The foregoing describes but one arrangement for the catenary lines and the mesh and serves to introduce the general principles underlying the catenary arrangement and the relationship to the latter of the reflective mesh. In another arrangement the reflective material is located beneath the upper catenaries, held taut about its periphery by supports along the periphery of the support, and the catenary drop ties are threaded through the reflective mesh and connected to the corresponding catenary lines on the rear set. In achieving its parabolic contour, the upper catenary lines press against the reflective mesh, and press the mesh into a like contour. There are of course others, such as that presented in the cited Astro patent, and new structures such as presented in the cited pending application of Gilger et al, but the general principles of the catenaries are common to all.
In the described way, the contour of the surface is adjusted to the desired geometric shape. The foregoing is a hand adjustment. The more precision in shape an antenna requires, the greater the number of catenaries and/or drop ties used, and, thus, the greater then is the number of adjustments needed to attain the desired accuracy. Typically, the number of ties that must be adjusted numbers in the hundreds.

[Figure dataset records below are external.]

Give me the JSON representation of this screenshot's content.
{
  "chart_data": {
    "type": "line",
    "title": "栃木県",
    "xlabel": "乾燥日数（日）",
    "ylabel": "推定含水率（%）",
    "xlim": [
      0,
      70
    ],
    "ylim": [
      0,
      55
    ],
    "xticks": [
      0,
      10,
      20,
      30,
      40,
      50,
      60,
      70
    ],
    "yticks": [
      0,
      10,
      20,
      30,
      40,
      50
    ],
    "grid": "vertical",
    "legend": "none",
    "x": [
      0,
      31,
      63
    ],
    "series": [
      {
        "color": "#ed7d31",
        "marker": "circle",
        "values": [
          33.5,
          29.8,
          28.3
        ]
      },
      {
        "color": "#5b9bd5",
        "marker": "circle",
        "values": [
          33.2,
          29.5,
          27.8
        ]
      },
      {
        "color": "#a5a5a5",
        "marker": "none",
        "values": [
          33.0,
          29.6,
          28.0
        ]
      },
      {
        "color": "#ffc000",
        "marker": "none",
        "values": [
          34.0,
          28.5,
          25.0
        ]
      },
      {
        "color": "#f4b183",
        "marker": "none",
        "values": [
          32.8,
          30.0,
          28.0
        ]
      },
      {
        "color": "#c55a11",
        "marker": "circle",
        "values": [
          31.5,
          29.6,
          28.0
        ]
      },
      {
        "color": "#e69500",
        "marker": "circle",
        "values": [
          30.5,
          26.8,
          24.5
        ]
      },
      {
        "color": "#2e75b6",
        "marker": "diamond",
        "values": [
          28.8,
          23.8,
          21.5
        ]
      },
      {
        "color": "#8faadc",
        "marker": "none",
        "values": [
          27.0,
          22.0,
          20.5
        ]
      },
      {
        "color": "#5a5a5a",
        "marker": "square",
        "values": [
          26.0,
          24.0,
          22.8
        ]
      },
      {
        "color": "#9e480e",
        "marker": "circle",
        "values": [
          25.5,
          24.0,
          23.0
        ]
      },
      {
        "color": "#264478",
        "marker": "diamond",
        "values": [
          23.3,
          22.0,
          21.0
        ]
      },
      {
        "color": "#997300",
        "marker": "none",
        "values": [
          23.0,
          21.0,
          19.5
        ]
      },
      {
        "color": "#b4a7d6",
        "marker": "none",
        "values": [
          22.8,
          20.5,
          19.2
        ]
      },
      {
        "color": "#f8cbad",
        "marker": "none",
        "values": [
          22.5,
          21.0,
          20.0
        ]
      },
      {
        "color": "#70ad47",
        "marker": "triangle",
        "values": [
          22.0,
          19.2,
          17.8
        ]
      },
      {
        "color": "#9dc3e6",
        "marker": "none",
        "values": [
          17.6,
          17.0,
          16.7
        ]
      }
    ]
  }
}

As one appreciates, assembly and adjustment of the ties is tedious, time consuming and difficult, unlike the ease with which review of the foregoing text was made. The fabric and ties are physically delicate in nature. Contributing to the difficulty of the manual adjustment is the risk that the technician may inadvertently damage the reflector. Hence, the technician must be extra cautious in performing the large number of adjustment operations required. That caution is translated into slowness of production. And should damage occur, the assembly must be repaired, which is time consuming, or be entirely abandoned and construction started over. Moreover, the completion of a perfectly shaped reflector at the factory is not an end to the problem. The reflector must be delivered and deployed.
Moving from a successful adjustment at the factory to deployment in outer space introduces many additional parameters that may adversely affect the factory adjustments, a change in gravitational force, as example, and thereby change the accuracy of the reflective surface's profile. No existing means is known to adjust the surface's contour once the reflector has been deployed in outer space. And with a less than ideal profile for the reflective surface, the parabolic antenna's RF gain is reduced from the optimum level, lowering performance.
Accordingly, an object of the invention is to provide a hands-free adjustment scheme for adjusting the contour or profile of a pliable reflective surface.
A further object of the present invention is to enhance the efficiency with which a deployable reflector may be manufactured.
A still further object is to improve the contour adjustment procedures for a foldable perimeter truss reflector antenna.
An additional object of the invention is to permit remote control of the profile adjustment of a deployable offset or symmetrical parabolic antenna's reflector, allowing the contour to be adjusted or refocused even after deployment in outer space.